Is Mantis just another stream processing engine like Flink or Spark ?¶
Mantis can be thought of as a stream processing engine + a container cloud for execution.
Mantis jobs do not run in isolation but are part of an ecosystem of jobs. This allows jobs to collaborate
with other jobs to form complex streaming microservices system. Allowing jobs to communicate with other jobs
promotes code and data reuse thus improving efficiency and productivity as users do not have to
Additionally, Mantis jobs can, with the help of the mantis-publish library, source data directly from production systems in an on-demand fashion. This provides a cost effective option to access rich operational data which otherwise would be prohibitive to transport and store (Imagine having to transport and store request and response bodies for every single request)

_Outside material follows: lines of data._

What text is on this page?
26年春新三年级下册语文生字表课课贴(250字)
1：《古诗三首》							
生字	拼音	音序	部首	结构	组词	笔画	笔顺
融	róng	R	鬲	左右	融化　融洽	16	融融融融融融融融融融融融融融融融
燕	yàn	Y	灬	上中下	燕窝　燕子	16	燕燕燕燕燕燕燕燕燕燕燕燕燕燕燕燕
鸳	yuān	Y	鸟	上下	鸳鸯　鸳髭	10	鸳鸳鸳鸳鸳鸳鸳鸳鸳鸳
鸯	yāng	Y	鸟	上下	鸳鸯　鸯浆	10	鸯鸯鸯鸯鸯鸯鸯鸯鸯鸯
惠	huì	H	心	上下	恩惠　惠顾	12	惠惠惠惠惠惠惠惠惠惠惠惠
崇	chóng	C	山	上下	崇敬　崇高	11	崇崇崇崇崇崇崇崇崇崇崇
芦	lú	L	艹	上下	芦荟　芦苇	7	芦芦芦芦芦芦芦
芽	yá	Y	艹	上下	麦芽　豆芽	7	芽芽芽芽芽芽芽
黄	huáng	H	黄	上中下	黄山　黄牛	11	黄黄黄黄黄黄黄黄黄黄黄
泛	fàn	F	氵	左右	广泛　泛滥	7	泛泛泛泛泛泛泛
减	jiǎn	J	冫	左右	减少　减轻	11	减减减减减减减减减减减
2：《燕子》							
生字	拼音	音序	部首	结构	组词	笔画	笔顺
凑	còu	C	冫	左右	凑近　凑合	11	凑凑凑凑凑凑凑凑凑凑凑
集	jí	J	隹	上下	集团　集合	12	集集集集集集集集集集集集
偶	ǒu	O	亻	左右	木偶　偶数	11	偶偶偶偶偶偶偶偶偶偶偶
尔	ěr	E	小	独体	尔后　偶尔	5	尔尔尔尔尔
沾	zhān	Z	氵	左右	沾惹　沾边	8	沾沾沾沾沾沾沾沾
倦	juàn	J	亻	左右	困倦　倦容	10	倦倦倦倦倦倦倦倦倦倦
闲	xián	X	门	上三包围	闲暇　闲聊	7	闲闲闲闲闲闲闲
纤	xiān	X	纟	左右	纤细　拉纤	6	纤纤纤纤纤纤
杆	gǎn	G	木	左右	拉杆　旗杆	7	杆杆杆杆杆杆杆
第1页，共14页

So the answer is a qualified
yes but it is much more than a stream processing engine.
Does Mantis process events in micro batches or event a time ?¶
By default Mantis Jobs process events one at a time. Users can however create their own micro batches using ReactiveX operators.
What kind of message guarantees does Mantis support ?¶
The default delivery semantic is at-most once. This is intentional as the majority of the use cases on Mantis are latency sensitive (think alerting.) where determining an aggregate trend in subsecond latency is preferred to data completeness albeit with potential delay.

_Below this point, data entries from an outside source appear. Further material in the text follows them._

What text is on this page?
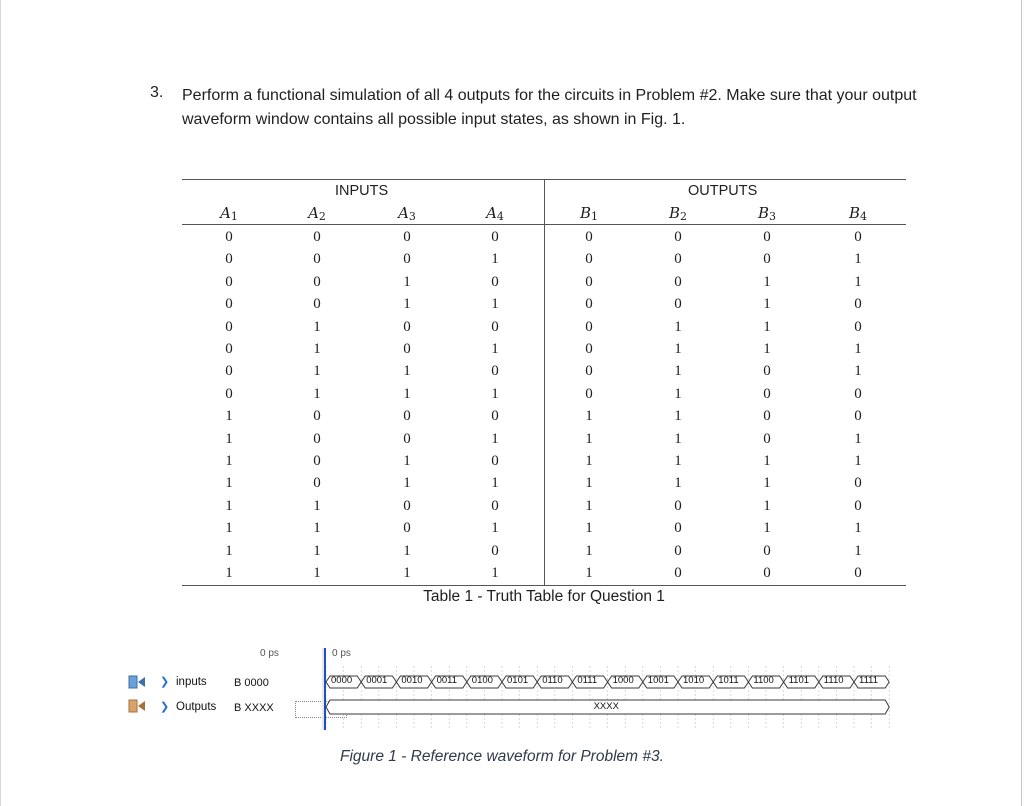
3. Perform a functional simulation of all 4 outputs for the circuits in Problem #2. Make sure that your output waveform window contains all possible input states, as shown in Fig. 1.
INPUTS	OUTPUTS
Table 1 - Truth Table for Question 1
$A_1$	$A_2$	$A_3$	$A_4$	$B_1$	$B_2$	$B_3$	$B_4$
0	0	0	0	0	0	0	0
0	0	0	1	0	0	0	1
0	0	1	0	0	0	1	1
0	0	1	1	0	0	1	0
0	1	0	0	0	1	1	0
0	1	0	1	0	1	1	1
0	1	1	0	0	1	0	1
0	1	1	1	0	1	0	0
1	0	0	0	1	1	0	0
1	0	0	1	1	1	0	1
1	0	1	0	1	1	1	1
1	0	1	1	1	1	1	0
1	1	0	0	1	0	1	0
1	1	0	1	1	0	1	1
1	1	1	0	1	0	0	1
1	1	1	1	1	0	0	0
0 ps
❯ inputs B 0000
❯ Outputs B XXXX
0 ps
0000 0001 0010 0011 0100 0101 0110 0111 1000 1001 1010 1011 1100 1101 1110 1111
XXXX
Figure 1 - Reference waveform for Problem #3.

In cases where the source of data is Kafka, Mantis supports at-least once semantics.
The exactly-once or effectively once semantic support is currently not available in Open Source.

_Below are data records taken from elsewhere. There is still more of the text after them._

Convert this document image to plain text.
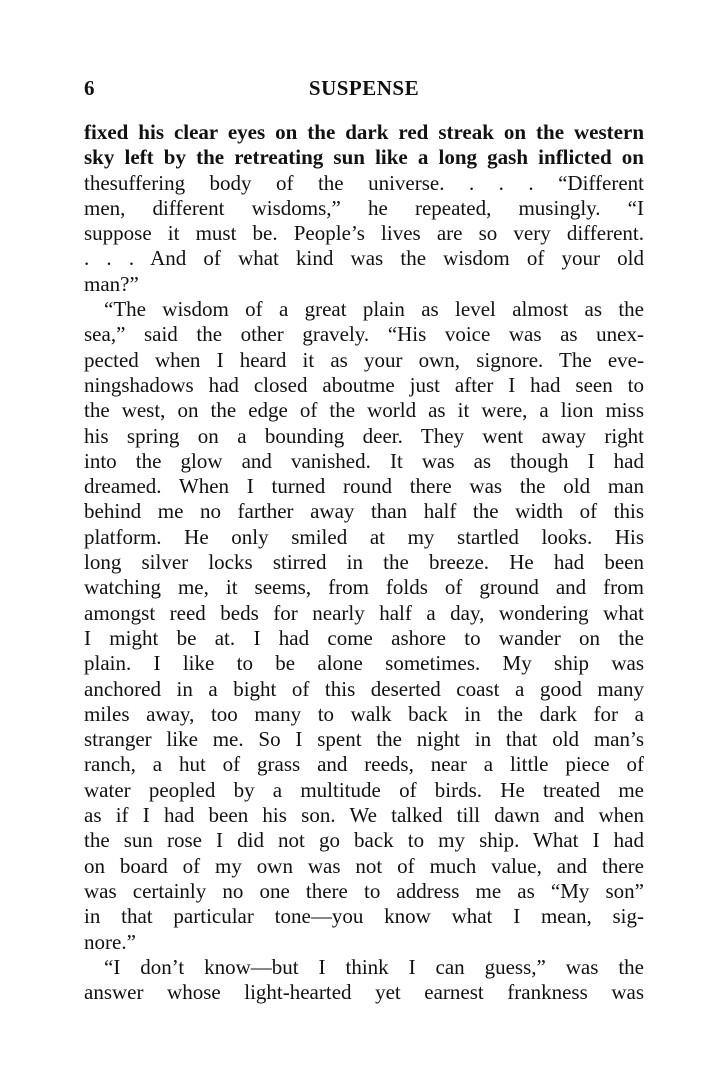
6	SUSPENSE
fixed his clear eyes on the dark red streak on the western
sky left by the retreating sun like a long gash inflicted on
thesuffering body of the universe. . . . “Different
men, different wisdoms,” he repeated, musingly. “I
suppose it must be. People’s lives are so very different.
. . . And of what kind was the wisdom of your old
man?”
“The wisdom of a great plain as level almost as the
sea,” said the other gravely. “His voice was as unex-
pected when I heard it as your own, signore. The eve-
ningshadows had closed aboutme just after I had seen to
the west, on the edge of the world as it were, a lion miss
his spring on a bounding deer. They went away right
into the glow and vanished. It was as though I had
dreamed. When I turned round there was the old man
behind me no farther away than half the width of this
platform. He only smiled at my startled looks. His
long silver locks stirred in the breeze. He had been
watching me, it seems, from folds of ground and from
amongst reed beds for nearly half a day, wondering what
I might be at. I had come ashore to wander on the
plain. I like to be alone sometimes. My ship was
anchored in a bight of this deserted coast a good many
miles away, too many to walk back in the dark for a
stranger like me. So I spent the night in that old man’s
ranch, a hut of grass and reeds, near a little piece of
water peopled by a multitude of birds. He treated me
as if I had been his son. We talked till dawn and when
the sun rose I did not go back to my ship. What I had
on board of my own was not of much value, and there
was certainly no one there to address me as “My son”
in that particular tone—you know what I mean, sig-
nore.”
“I don’t know—but I think I can guess,” was the
answer whose light-hearted yet earnest frankness was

Do Mantis Jobs operate in event time or clock time ?¶
By default Mantis jobs operate with clock time.
How does Mantis deal with backpressure ?¶
Mantis relies on the backpressure support built-in to RxJava. This ensures an upstream operator in the execution DAG will not send more events down until the downstream consumer is ready.
Thus backpressure bubbles up along the DAG to the edge where data is being fetched from across the network.
At this point, the strategy depends on whether the external source of data is
cold source like a queue or
database or a
hot source like data sent via [mantis-publish].
For [cold] sources like Kafka no more events are read until the previous batch of events have been acknowledged. For [hot] sources events are first buffered and then as a last resort dropped.
One effective way to deal with backpressure in Mantis, is to enable [autoscale] on the job with a strategy to scale up on backpressure.
Is it possible to use the second [stage] of a three-stage [Mantis Job] as the [source job] for another [MQL] job?¶
Jobs connect to the [sink] stage of other jobs by default, so while it may be technically possible to rig up a solution where you connect to an intermediate stage instead, this is not supported as an out-of-the-box solution. You may instead want to reorganize your original job, perhaps splitting it into two jobs.